For those of you considering a future as a psychologist, be warned: the road is a long and competitive one, especially at USQ (as I am beginning to find). From the hundreds of students enrolled in the three-year Bachelor of Science (Psychology) program at the start of first year, less than forty will be accepted into the honours program that follows it – and it’s your GPA that determines your fate. And, if you do get in to honours, you still need two years of supervised practice in the ‘real world’ or a Master’s degree in psych (which – you got it – is ridiculously difficult to get in to as well) before you can become a registered psychologist. ‘Registered psychologist’; two little, very elusive words that will take a minimum of six years, a lot of hard work, and some luck, to call your own.

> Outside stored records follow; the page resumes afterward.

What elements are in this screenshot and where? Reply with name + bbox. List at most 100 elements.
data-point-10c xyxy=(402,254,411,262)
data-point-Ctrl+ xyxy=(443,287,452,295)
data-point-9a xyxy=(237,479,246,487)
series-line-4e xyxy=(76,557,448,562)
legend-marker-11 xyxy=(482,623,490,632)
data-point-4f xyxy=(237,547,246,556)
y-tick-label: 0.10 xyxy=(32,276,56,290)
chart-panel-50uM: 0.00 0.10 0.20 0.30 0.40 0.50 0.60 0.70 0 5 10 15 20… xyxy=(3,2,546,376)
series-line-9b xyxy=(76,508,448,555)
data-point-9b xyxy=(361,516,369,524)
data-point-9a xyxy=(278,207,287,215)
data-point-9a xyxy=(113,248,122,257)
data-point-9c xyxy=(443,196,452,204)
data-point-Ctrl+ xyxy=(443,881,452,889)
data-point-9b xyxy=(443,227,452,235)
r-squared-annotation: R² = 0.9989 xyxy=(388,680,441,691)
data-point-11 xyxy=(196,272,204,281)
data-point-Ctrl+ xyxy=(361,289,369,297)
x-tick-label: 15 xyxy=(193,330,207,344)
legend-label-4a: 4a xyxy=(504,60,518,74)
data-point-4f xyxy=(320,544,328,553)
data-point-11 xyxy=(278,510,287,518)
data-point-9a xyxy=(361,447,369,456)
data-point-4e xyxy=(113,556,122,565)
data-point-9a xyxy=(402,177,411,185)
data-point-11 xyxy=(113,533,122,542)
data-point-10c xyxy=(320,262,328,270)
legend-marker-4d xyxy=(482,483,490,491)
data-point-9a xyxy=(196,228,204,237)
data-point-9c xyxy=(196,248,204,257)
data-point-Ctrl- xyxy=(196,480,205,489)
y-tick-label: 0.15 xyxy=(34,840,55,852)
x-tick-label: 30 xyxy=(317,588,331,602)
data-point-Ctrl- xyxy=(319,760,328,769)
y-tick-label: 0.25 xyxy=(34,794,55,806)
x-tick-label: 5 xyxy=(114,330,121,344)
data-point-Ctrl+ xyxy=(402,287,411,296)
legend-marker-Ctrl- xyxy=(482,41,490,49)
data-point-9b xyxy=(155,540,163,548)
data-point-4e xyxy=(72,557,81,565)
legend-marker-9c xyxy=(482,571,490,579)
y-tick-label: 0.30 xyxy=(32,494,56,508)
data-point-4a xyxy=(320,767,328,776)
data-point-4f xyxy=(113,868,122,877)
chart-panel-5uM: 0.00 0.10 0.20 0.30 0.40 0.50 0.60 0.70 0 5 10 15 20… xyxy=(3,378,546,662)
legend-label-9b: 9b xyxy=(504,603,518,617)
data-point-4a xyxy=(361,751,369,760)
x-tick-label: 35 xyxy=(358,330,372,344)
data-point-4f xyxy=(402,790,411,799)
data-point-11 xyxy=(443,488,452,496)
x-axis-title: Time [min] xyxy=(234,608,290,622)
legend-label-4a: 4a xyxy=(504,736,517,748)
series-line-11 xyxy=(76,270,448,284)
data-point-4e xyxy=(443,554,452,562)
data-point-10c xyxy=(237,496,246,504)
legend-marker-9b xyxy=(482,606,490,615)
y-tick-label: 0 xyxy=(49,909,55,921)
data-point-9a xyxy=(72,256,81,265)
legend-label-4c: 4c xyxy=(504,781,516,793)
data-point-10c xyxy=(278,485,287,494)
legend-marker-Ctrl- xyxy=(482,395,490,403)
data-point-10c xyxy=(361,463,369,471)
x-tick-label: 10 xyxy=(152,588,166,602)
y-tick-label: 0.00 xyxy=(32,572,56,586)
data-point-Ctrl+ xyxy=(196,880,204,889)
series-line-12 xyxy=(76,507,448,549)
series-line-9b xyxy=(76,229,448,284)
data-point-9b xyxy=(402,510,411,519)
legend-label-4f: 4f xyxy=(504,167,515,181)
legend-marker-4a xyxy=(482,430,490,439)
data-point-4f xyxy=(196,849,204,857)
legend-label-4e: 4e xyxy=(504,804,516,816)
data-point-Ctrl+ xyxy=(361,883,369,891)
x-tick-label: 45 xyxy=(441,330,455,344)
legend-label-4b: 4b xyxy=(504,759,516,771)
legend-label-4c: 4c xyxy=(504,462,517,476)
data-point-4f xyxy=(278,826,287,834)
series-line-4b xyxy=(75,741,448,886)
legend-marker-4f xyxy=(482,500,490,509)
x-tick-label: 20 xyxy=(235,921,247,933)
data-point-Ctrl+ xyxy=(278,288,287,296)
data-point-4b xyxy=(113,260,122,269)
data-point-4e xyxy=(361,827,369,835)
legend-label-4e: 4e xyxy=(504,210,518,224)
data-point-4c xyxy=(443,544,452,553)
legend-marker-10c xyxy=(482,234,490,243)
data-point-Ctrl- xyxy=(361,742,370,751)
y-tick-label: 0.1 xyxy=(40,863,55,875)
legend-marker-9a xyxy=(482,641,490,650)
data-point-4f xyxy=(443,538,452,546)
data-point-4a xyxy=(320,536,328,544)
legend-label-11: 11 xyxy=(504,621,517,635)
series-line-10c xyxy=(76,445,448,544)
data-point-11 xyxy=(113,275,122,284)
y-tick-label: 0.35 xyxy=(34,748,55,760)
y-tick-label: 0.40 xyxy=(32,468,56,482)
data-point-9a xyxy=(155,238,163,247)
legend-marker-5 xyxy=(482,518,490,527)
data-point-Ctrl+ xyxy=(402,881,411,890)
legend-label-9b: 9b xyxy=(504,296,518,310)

So, be warned, the mentality that “c’s get degrees’ at uni won’t get you very far if you dream to be a psychologist. That being said, I really enjoyed my science degree and the journey so far, and though I struggled with some of the statistical courses and medical jargon I’m happy I stuck at it. The support was there for me and I’m proud of my achievements. And the holidays have never been better! Since I chose to study year-round (taking on subjects in the summer semester) in my first and second years, this is my first real break since I started – ♪SCHOOL’S OUT FOR SUMMER!!♫ now has real meaning.

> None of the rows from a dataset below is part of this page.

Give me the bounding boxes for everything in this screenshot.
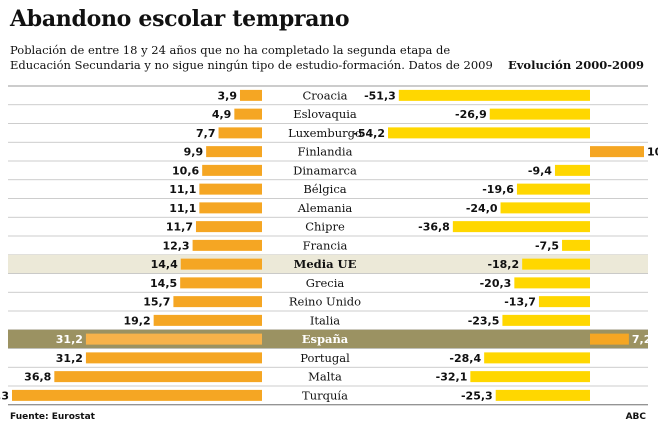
left-bar-0 bbox=[239, 89, 262, 101]
category-label-11: Reino Unido bbox=[289, 295, 361, 309]
right-value-label-5: -19,6 bbox=[482, 183, 514, 196]
right-value-label-11: -13,7 bbox=[504, 296, 536, 309]
left-value-label-16: 44,3 bbox=[0, 389, 9, 402]
subtitle-line-1: Población de entre 18 y 24 años que no h… bbox=[10, 43, 451, 57]
left-value-label-13: 31,2 bbox=[56, 333, 83, 346]
right-value-label-6: -24,0 bbox=[466, 202, 498, 215]
right-value-label-12: -23,5 bbox=[468, 314, 500, 327]
category-label-13: España bbox=[302, 332, 349, 346]
right-value-label-3: 10,0 bbox=[647, 146, 658, 159]
left-value-label-14: 31,2 bbox=[56, 352, 83, 365]
left-value-label-12: 19,2 bbox=[124, 314, 151, 327]
category-label-16: Turquía bbox=[302, 388, 348, 402]
left-value-label-15: 36,8 bbox=[24, 371, 51, 384]
category-label-15: Malta bbox=[308, 370, 342, 384]
left-value-label-3: 9,9 bbox=[184, 146, 204, 159]
left-value-label-4: 10,6 bbox=[172, 164, 199, 177]
right-bar-8 bbox=[562, 239, 590, 251]
category-label-8: Francia bbox=[303, 238, 348, 252]
right-value-label-14: -28,4 bbox=[449, 352, 481, 365]
right-value-label-2: -54,2 bbox=[353, 127, 385, 140]
category-label-0: Croacia bbox=[302, 88, 347, 102]
left-bar-15 bbox=[54, 371, 262, 383]
category-label-1: Eslovaquia bbox=[293, 107, 357, 121]
right-bar-14 bbox=[484, 352, 590, 364]
left-value-label-7: 11,7 bbox=[166, 221, 193, 234]
right-value-label-0: -51,3 bbox=[364, 89, 396, 102]
right-bar-15 bbox=[470, 371, 590, 383]
left-value-label-2: 7,7 bbox=[196, 127, 216, 140]
right-bar-6 bbox=[500, 202, 590, 214]
subtitle-line-2: Educación Secundaria y no sigue ningún t… bbox=[10, 58, 493, 72]
media-ue-row-band bbox=[8, 254, 648, 274]
right-value-label-9: -18,2 bbox=[487, 258, 519, 271]
left-bar-12 bbox=[153, 314, 262, 326]
right-bar-16 bbox=[495, 389, 590, 401]
left-bar-5 bbox=[199, 183, 262, 195]
left-bar-1 bbox=[234, 108, 262, 120]
source-note: Fuente: Eurostat bbox=[10, 412, 95, 422]
left-bar-14 bbox=[85, 352, 262, 364]
category-label-4: Dinamarca bbox=[293, 163, 357, 177]
right-bar-9 bbox=[522, 258, 590, 270]
left-bar-6 bbox=[199, 202, 262, 214]
left-bar-4 bbox=[202, 164, 262, 176]
left-bar-16 bbox=[12, 389, 262, 401]
left-bar-8 bbox=[192, 239, 262, 251]
left-value-label-8: 12,3 bbox=[162, 239, 189, 252]
category-label-3: Finlandia bbox=[298, 145, 353, 159]
category-label-14: Portugal bbox=[300, 351, 350, 365]
right-bar-11 bbox=[538, 296, 590, 308]
right-value-label-7: -36,8 bbox=[418, 221, 450, 234]
right-bar-3 bbox=[590, 146, 644, 158]
right-value-label-1: -26,9 bbox=[455, 108, 487, 121]
left-value-label-0: 3,9 bbox=[217, 89, 237, 102]
right-bar-0 bbox=[398, 89, 590, 101]
right-value-label-8: -7,5 bbox=[535, 239, 559, 252]
right-bar-12 bbox=[502, 314, 590, 326]
left-value-label-5: 11,1 bbox=[169, 183, 196, 196]
right-bar-4 bbox=[554, 164, 590, 176]
right-value-label-15: -32,1 bbox=[436, 371, 468, 384]
left-value-label-10: 14,5 bbox=[150, 277, 177, 290]
left-bar-3 bbox=[206, 146, 262, 158]
category-label-2: Luxemburgo bbox=[288, 126, 362, 140]
left-bar-9 bbox=[180, 258, 262, 270]
left-value-label-6: 11,1 bbox=[169, 202, 196, 215]
right-bar-5 bbox=[516, 183, 590, 195]
category-label-12: Italia bbox=[310, 313, 340, 327]
left-bar-7 bbox=[195, 221, 262, 233]
left-bar-2 bbox=[218, 127, 262, 139]
right-bar-1 bbox=[489, 108, 590, 120]
right-bar-2 bbox=[388, 127, 590, 139]
evolution-header: Evolución 2000-2009 bbox=[507, 58, 644, 72]
right-value-label-13: 7,2 bbox=[632, 333, 652, 346]
left-value-label-11: 15,7 bbox=[143, 296, 170, 309]
category-label-6: Alemania bbox=[297, 201, 353, 215]
right-bar-10 bbox=[514, 277, 590, 289]
left-value-label-9: 14,4 bbox=[151, 258, 178, 271]
left-bar-13 bbox=[85, 333, 262, 345]
chart-title: Abandono escolar temprano bbox=[10, 6, 350, 32]
left-value-label-1: 4,9 bbox=[212, 108, 232, 121]
right-value-label-16: -25,3 bbox=[461, 389, 493, 402]
category-label-5: Bélgica bbox=[303, 182, 346, 196]
right-bar-13 bbox=[590, 333, 629, 345]
left-bar-10 bbox=[180, 277, 262, 289]
left-bar-11 bbox=[173, 296, 262, 308]
brand-logo: ABC bbox=[625, 412, 646, 422]
right-value-label-10: -20,3 bbox=[480, 277, 512, 290]
right-bar-7 bbox=[452, 221, 590, 233]
category-label-9: Media UE bbox=[294, 257, 357, 271]
category-label-7: Chipre bbox=[305, 220, 345, 234]
category-label-10: Grecia bbox=[306, 276, 345, 290]
right-value-label-4: -9,4 bbox=[528, 164, 552, 177]
chart-subtitle: Población de entre 18 y 24 años que no h… bbox=[10, 43, 493, 73]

So how have I spent the last few weeks of freedom? Well until recently they were comprised of waiting, nail-biting, and checking my emails religiously every few hours, hoping for a few little words that would determine what I would do next year. Did I succeed in my quest for acceptance? You’ll need to wait a little longer before you find out (I’m trying, and most likely failing, to build in you the suspense that I felt). During the first weeks of the holidays I also applied to be a volunteer at Lifeline, trying to gain some experience in the world of counselling and human services. I now work voluntarily one day a week there, and it’s incredible – the people I work alongside are so inspiring and the programs really make a difference in the lives of many.

Aside from this I’ve been continuing to work at my retail job of two years, and also helping to organise a fundraising event with my local Rotaract club. “Fundraising event?” I hear you ask “I am dying to know what you mean”. Well, because you asked (and in an act of shameless promotion)…

Lion King

So, if you’re in the Toowoomba area, a Disney fan, and wanting to support a great cause, leave me a message and I’ll get you some more information.

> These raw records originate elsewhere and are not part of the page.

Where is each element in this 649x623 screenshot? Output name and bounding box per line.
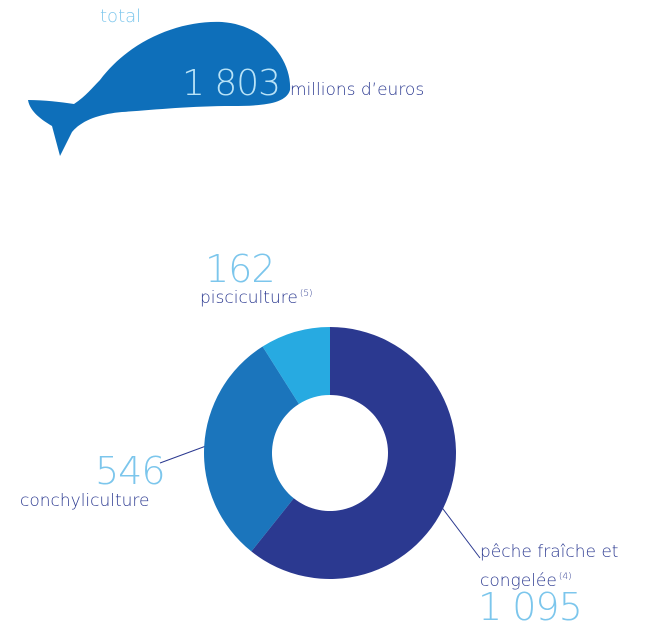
whale	[28, 21, 291, 156]
note: (5)	[299, 289, 313, 299]
value-label: 1 095	[478, 585, 583, 623]
category-label: pêche fraîche et congelée (4)	[480, 540, 640, 594]
total-value: 1 803	[182, 63, 281, 104]
total-label: total	[100, 6, 142, 27]
category-label: conchyliculture	[20, 491, 150, 511]
category-label: pisciculture (5)	[200, 290, 313, 307]
donut-segment	[203, 346, 299, 552]
leader-line	[439, 504, 481, 559]
category-name: pêche fraîche et congelée	[480, 542, 619, 591]
note: (4)	[558, 572, 572, 582]
value-label: 546	[95, 449, 166, 493]
donut-segment	[262, 327, 330, 404]
donut-segment	[251, 327, 456, 579]
leader-line	[159, 445, 207, 464]
value-label: 162	[205, 247, 276, 291]
unit: millions d’euros	[290, 80, 425, 100]
category-name: pisciculture	[200, 288, 298, 308]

Anyway, now that I have sufficiently harassed you with that, back to my holiday goings-on… It hasn’t all been uni anticipation, work, and movie organisation, I’ve also been able to sleep-in (YES), catch-up with family and friends long-lost to the perils of exam block, and even managed to see a band or two. And what about the reckless partying engaged in by newly-finished uni students everywhere? You may wonder. Well, I’m not much of a drinker but I certainly know how to partayy… As you can see below…

Being pretty hard-core late one night drinking chamomile tea whilst watching a 'gig' (as they call it) at the local pub.

Being pretty hard-core late one night drinking chamomile tea whilst watching a ‘gig’ (as they call it) at the local pub.

I didn’t reallyyy let loose however, until after the 26th of November, when I received a certain email, and later, a certain letter, which looked something like this –

Is this the news you've been waiting for?

Drum Roll

Drum roll…

Offer Letter

The week following  the 23rd of November was an eventful one – I received my semester two results, my official academic transcript, a letter saying I was a graduate of USQ (you may now call me ‘Georgena BSc’), and a letter offering me a place in honours next year. I’m SO excited for what the year ahead will hold, and though I’m told it’ll be one of the toughest of my academic life, I’m just grateful that I’ve been given the chance to take a crack at it.

No more wishin’, waitin’, or hopin’ for me – BRING ON 2013!!